As informações foram apresentadas pelo Instituto Aço Brasil nesta terça-feira (16), em coletiva de imprensa. A entidade não detalhou quais empresas cancelaram aportes, demitiram funcionários e paralisaram equipamentos e fábricas.
Entre janeiro e novembro, o País importou 5,4 milhões de toneladas de laminados. O volume cresceu 20,2% em relação ao mesmo período de 2024. A China, acusada pelas siderúrgicas de práticas predatórias, como reduzir os preços dos produtos abaixo do custo de produção, respondeu por 64% das compras do mercado brasileiro.

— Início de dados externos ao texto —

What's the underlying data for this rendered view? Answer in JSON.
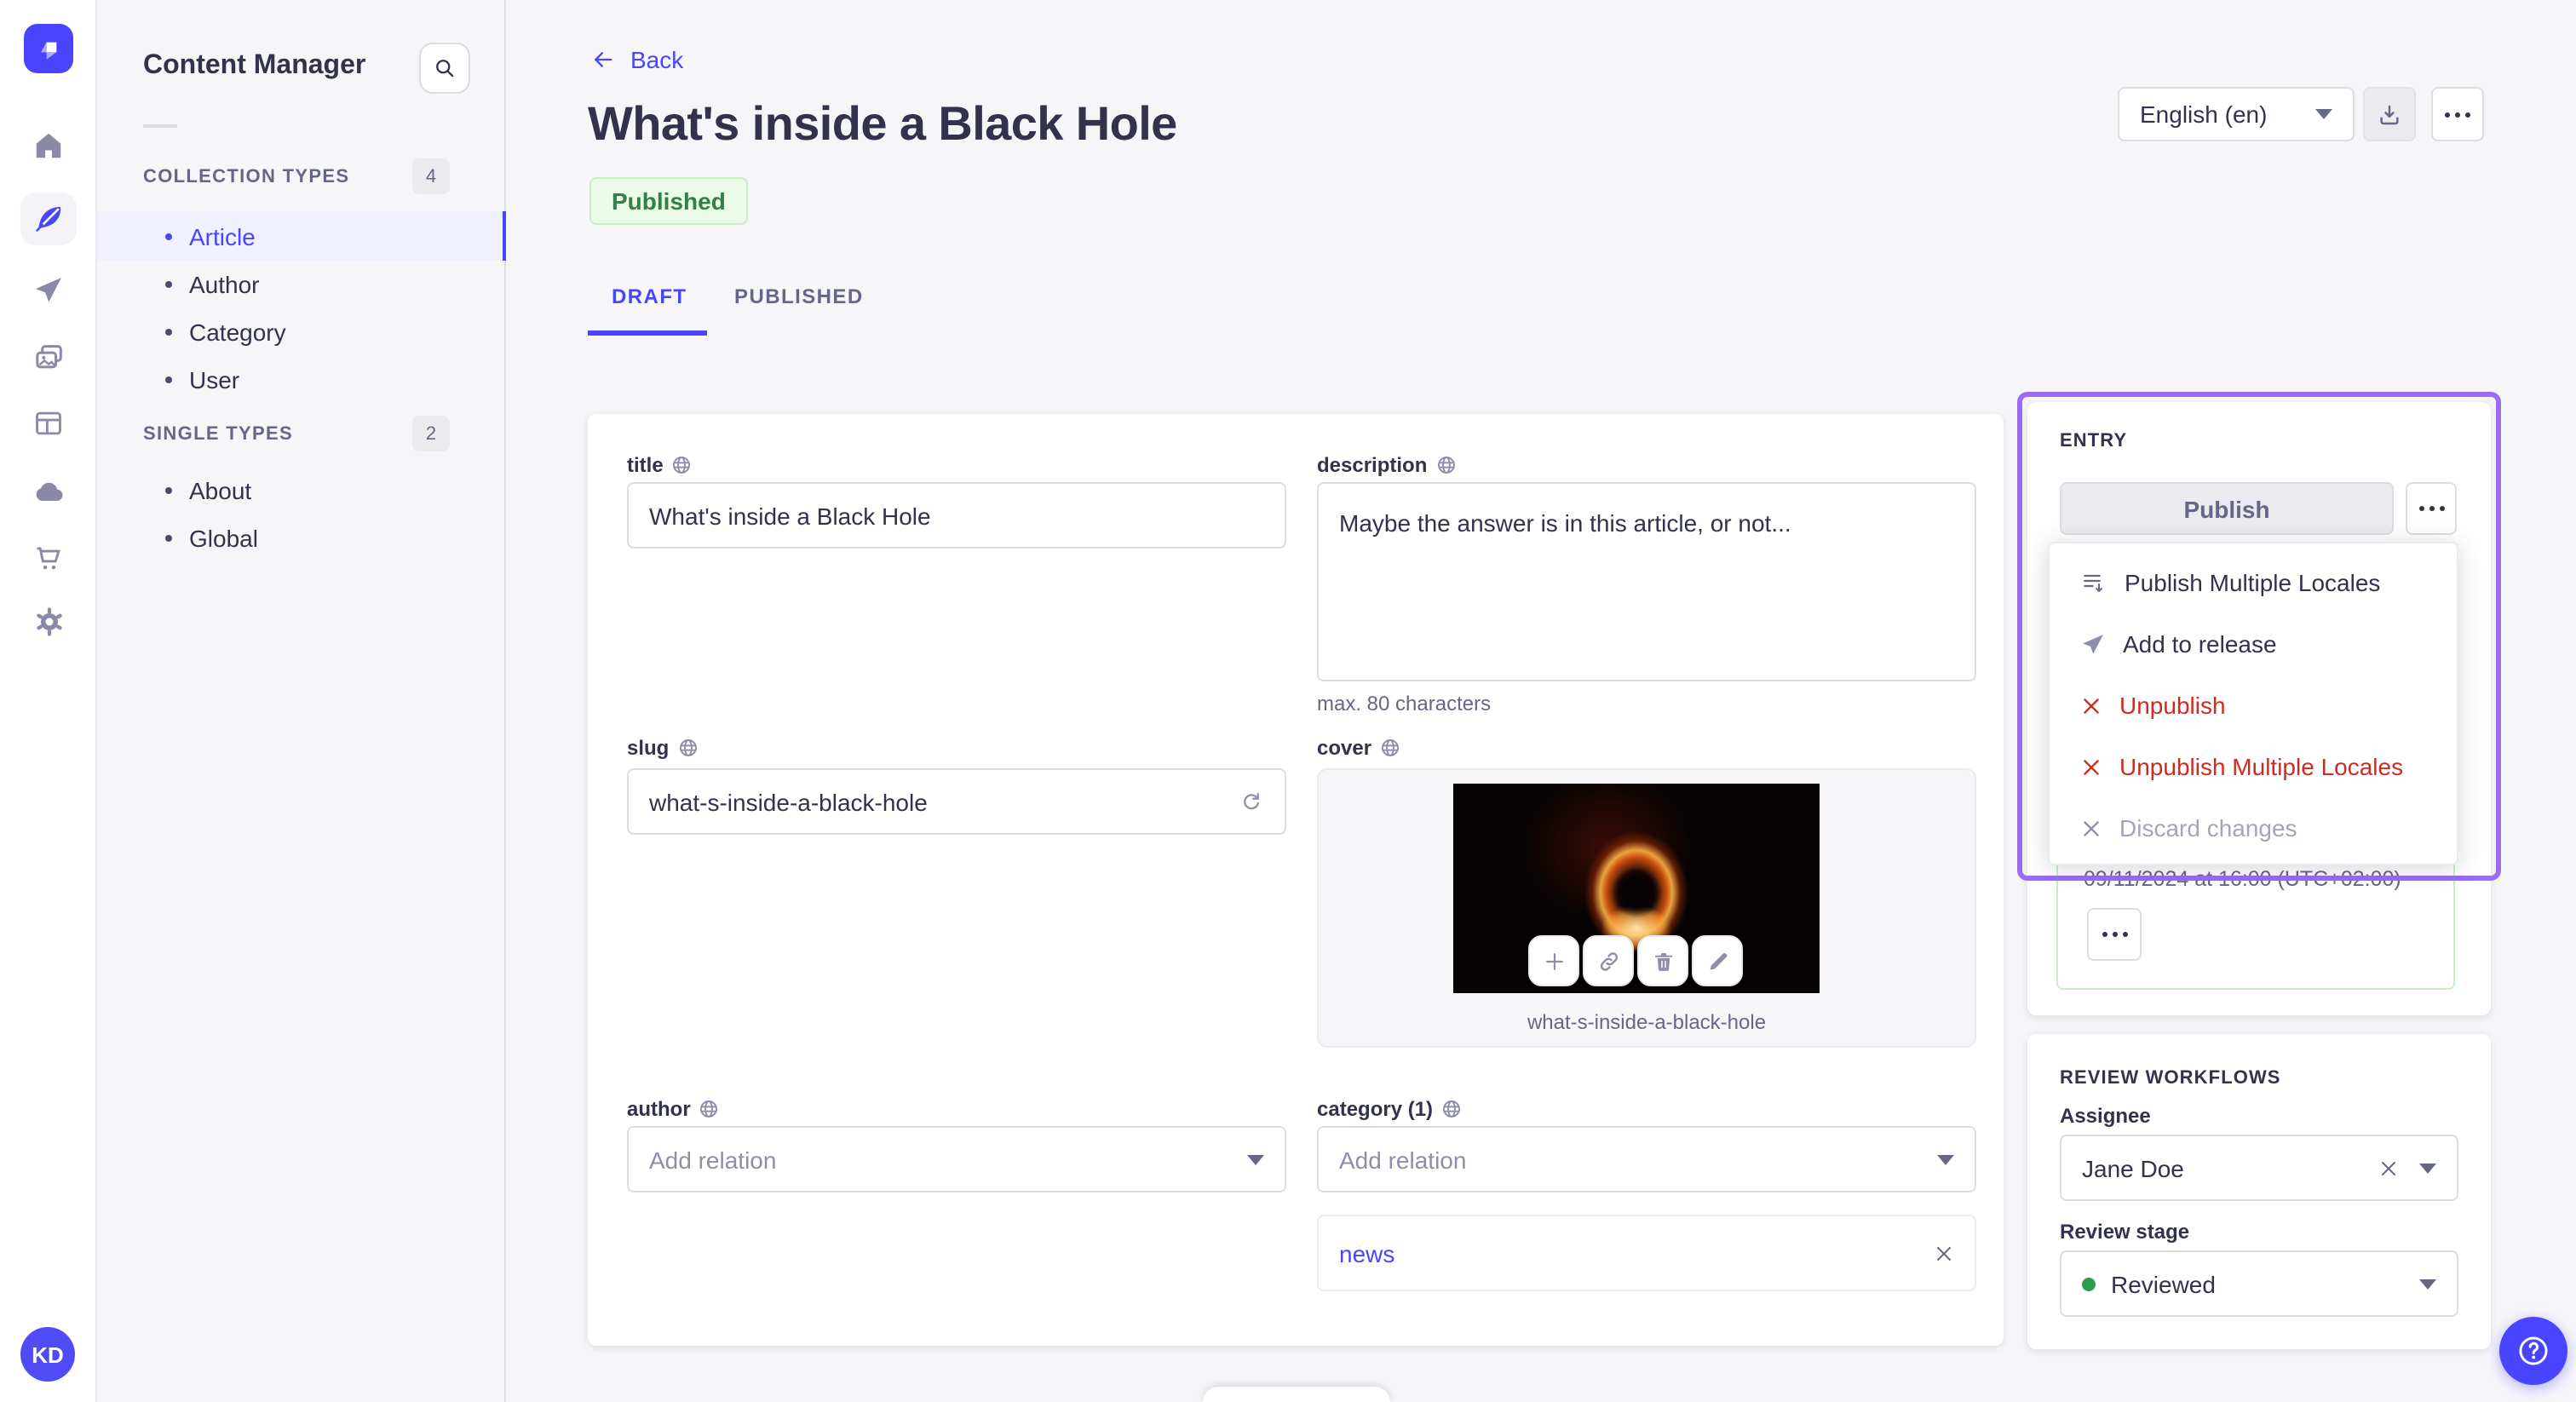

Em razão do avanço dos desembarques, o ebitda das produtoras de aço do Brasil, caiu 51,7% no terceiro trimestre, para R$ 2,8 bilhões, na comparação com os últimos três meses do ano passado. Ao mesmo tempo, a margem ebitda diminuiu de 14,4% para 7,7%.
Conforme o presidente do Conselho Diretor do Aço Brasil, André B. Gerdau Johannpeter, para que as siderúrgicas sejam sustentáveis no médio e longo prazo, precisam registrar uma margem ebitda próxima de 15%, o que não tem acontecido. “A situação vem se deteriorando trimestre a trimestre, e o quarto trimestre deve seguir essa tendência”, pontuou.
Assim como o financeiro, o desempenho operacional da siderurgia brasileira está aquém do ideal, visto que o setor deveria operar utilizando cerca de 80% a 85% da capacidade instalada, mas não é o caso atualmente, de acordo com o presidente-executivo do instituto, Marco Polo de Mello Lopes. “Estamos operando com 68%”, ressaltou.